_ Fußball und Motorsport heißt das Emotions-Duo, mit dem Hyundai sein immer noch primäres Preis-Leistungs-Image aufladen möchte. Zweifelsohne hilft hier das peppige Außendesign, das in der Europazentrale in Rüsselsheim erdacht und aus Sicht der deutschen Käufer in den Werken in Tschechien und der Türkei umgesetzt wird. So verwundert es nicht, dass die Veränderungen der Facelifts vom i30 und i40 Kombi vordergründig auf die Optik zielen.
Adaptives Fahrwerk
Der Mittelklässler i40 Kombi erhält in seinem fünften Lebensjahr eine dezent überarbeitete Front mit dem dominierenden Hexagonalgrill und den neu angeordneten Scheinwerfern. Unter der Fronthaube agieren nun kräftigere Selbstzünder. Beim 116-PS-Diesel wachsen die Kraftreserven auf 280 Nm, beim großen Diesel sind es künftig 340 Nm und 141 PS - ein Plus von fünf PS. Der große Benziner geht in die andere Richtung und soll mit weniger Power (165 PS statt 177 PS) besser haushalten. Bei der Verbrauchsreduktion helfen soll das Siebengang-Doppelkupplungsgetriebe, das wahlweise der große Diesel erhält und theoretisch die Tankrechnung um bis zu elf Prozent drücken soll.

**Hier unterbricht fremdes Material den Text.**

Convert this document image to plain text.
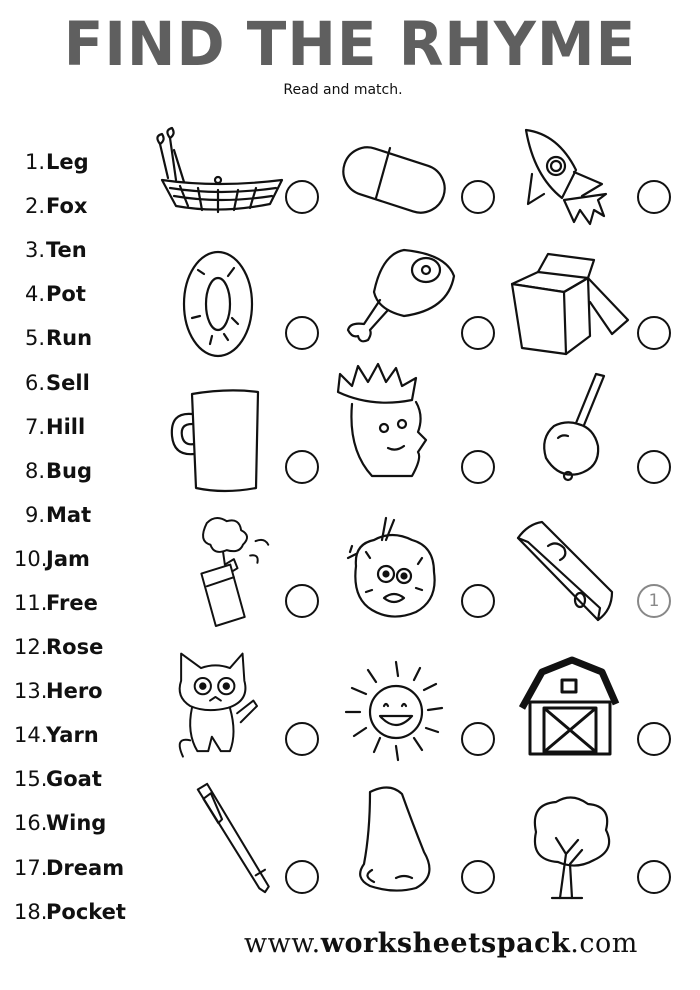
FIND THE RHYME
Read and match.
1. Leg
2. Fox
3. Ten
4. Pot
5. Run
6. Sell
7. Hill
8. Bug
9. Mat
10.
Jam
11.
Free
12.
Rose
13.
Hero
14.
Yarn
15.
Goat
16.
Wing
17.
Dream
18.
Pocket
1
www.worksheetspack.com
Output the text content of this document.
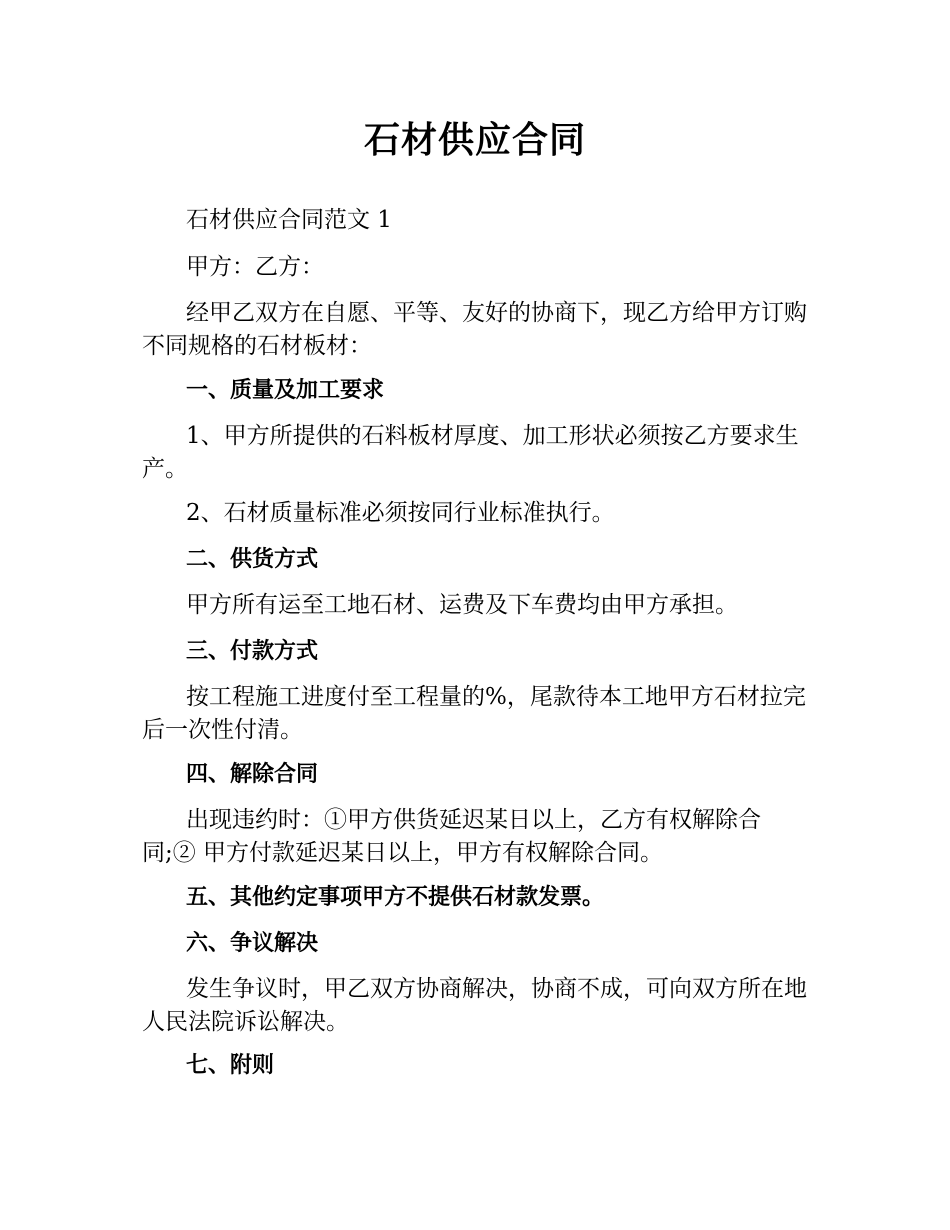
石材供应合同

石材供应合同范文 1

甲方：乙方：

经甲乙双方在自愿、平等、友好的协商下，现乙方给甲方订购不同规格的石材板材：

一、质量及加工要求

1、甲方所提供的石料板材厚度、加工形状必须按乙方要求生产。

2、石材质量标准必须按同行业标准执行。

二、供货方式

甲方所有运至工地石材、运费及下车费均由甲方承担。

三、付款方式

按工程施工进度付至工程量的%，尾款待本工地甲方石材拉完后一次性付清。

四、解除合同

出现违约时：①甲方供货延迟某日以上，乙方有权解除合同;② 甲方付款延迟某日以上，甲方有权解除合同。

五、其他约定事项甲方不提供石材款发票。
六、争议解决

发生争议时，甲乙双方协商解决，协商不成，可向双方所在地人民法院诉讼解决。

七、附则
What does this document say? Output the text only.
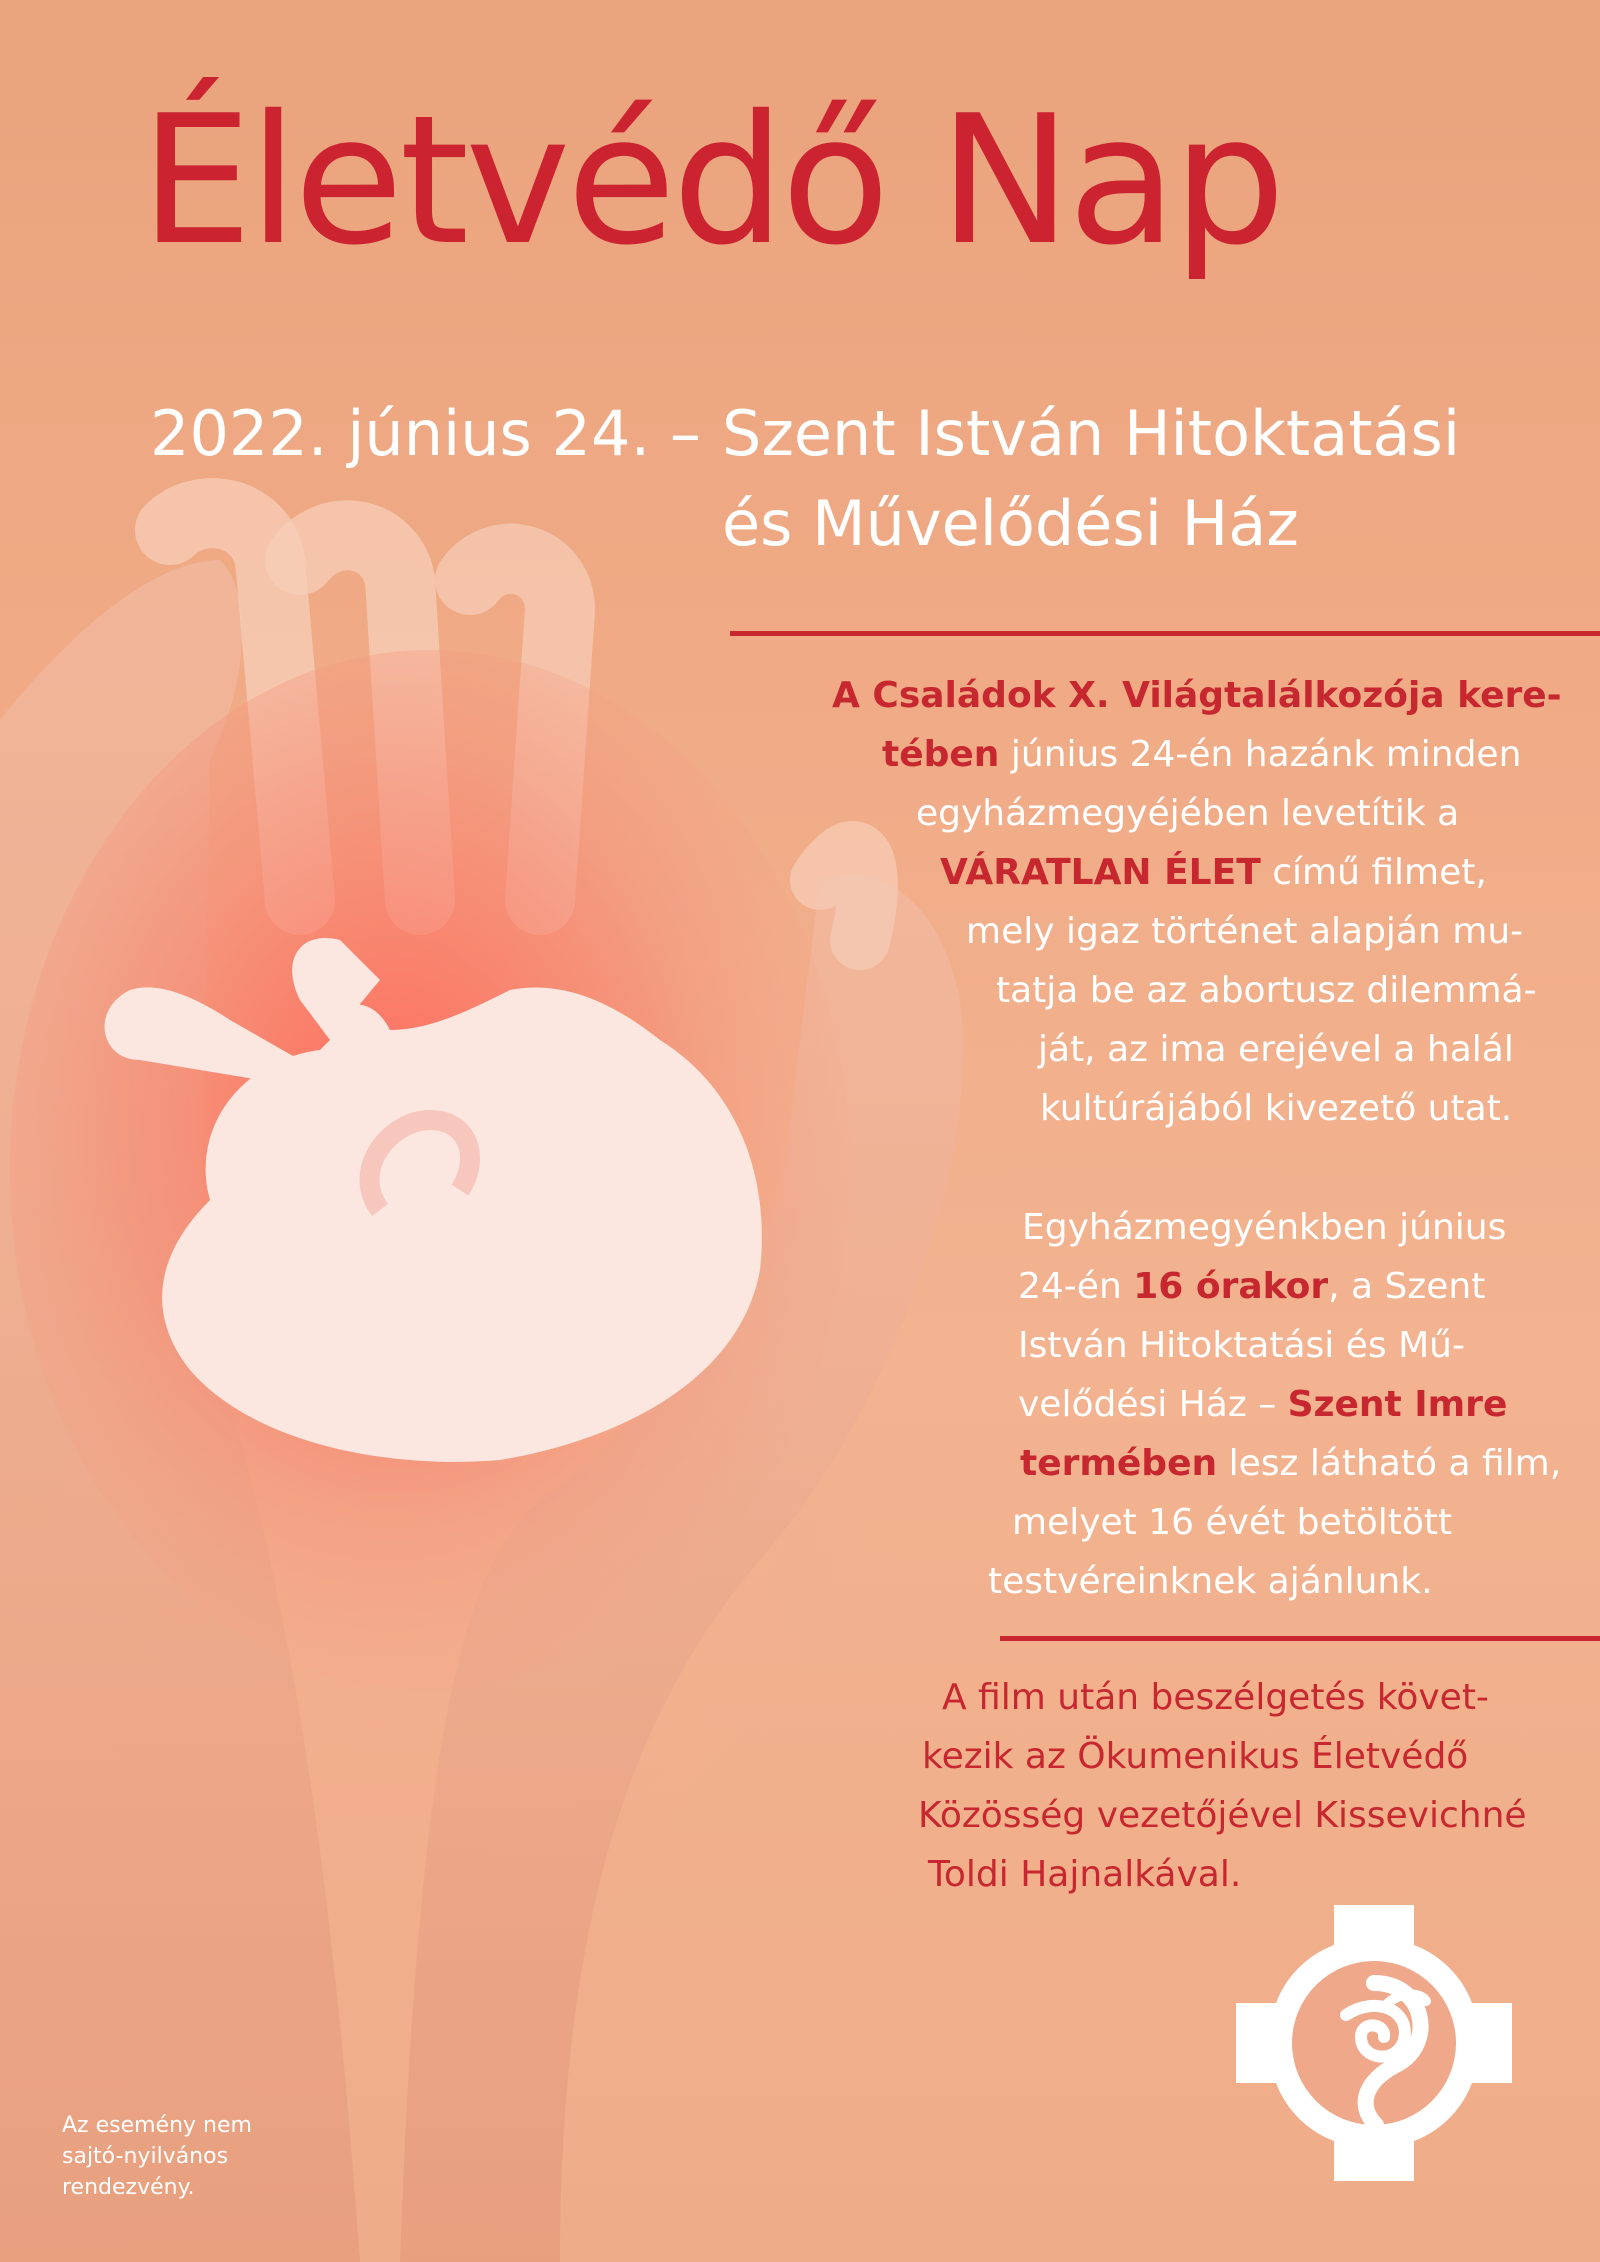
Életvédő Nap
2022. június 24. – Szent István Hitoktatási
és Művelődési Ház
A Családok X. Világtalálkozója kere-
tében június 24-én hazánk minden
egyházmegyéjében levetítik a
VÁRATLAN ÉLET című filmet,
mely igaz történet alapján mu-
tatja be az abortusz dilemmá-
ját, az ima erejével a halál
kultúrájából kivezető utat.
Egyházmegyénkben június
24-én 16 órakor, a Szent
István Hitoktatási és Mű-
velődési Ház – Szent Imre
termében lesz látható a film,
melyet 16 évét betöltött
testvéreinknek ajánlunk.
A film után beszélgetés követ-
kezik az Ökumenikus Életvédő
Közösség vezetőjével Kissevichné
Toldi Hajnalkával.
Az esemény nem
sajtó-nyilvános
rendezvény.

Die Automatik fährt sich im Test absolut ruckelfrei und verlangt nur an steilen Passagen einen etwas kräftigeren Tritt aufs Pedal. Sobald der Kombi ins Rollen kommt, glänzt er mit Laufruhe und gutem Abrollkomfort (vor allem auf 18-Zöllern fußend). Dass bei enger Kurvenfahrt nun auch vom Heck spürbare Reaktionen kommen, liegt am adaptiven Fahrwerk an der Hinterachse. Wenn jetzt die Lenkung etwas direkter wäre, dann wäre der Fahrspaß noch größer.
Sportskanone i30
Dieses Kapitel übernimmt nun eindeutig der i30 in Form des neuen Topbenziners, der das Kürzel Turbo zu Recht trägt. Der 1.6 T-GDi versorgt den Fünftürer oder das Coupé mit 186 PS und optional mit Rennsport-Attitüden: Sportfahrwerk, doppelten Auspuffendrohren etc. Wem die beiden wählbaren Dieselmotoren reichen, der kann nun sparsamer (Start-Stopp-System ist Serie) und Euro-6-rein touren. Wer lieber schalten lässt, kann das Doppelkupplungsgetriebe ordern.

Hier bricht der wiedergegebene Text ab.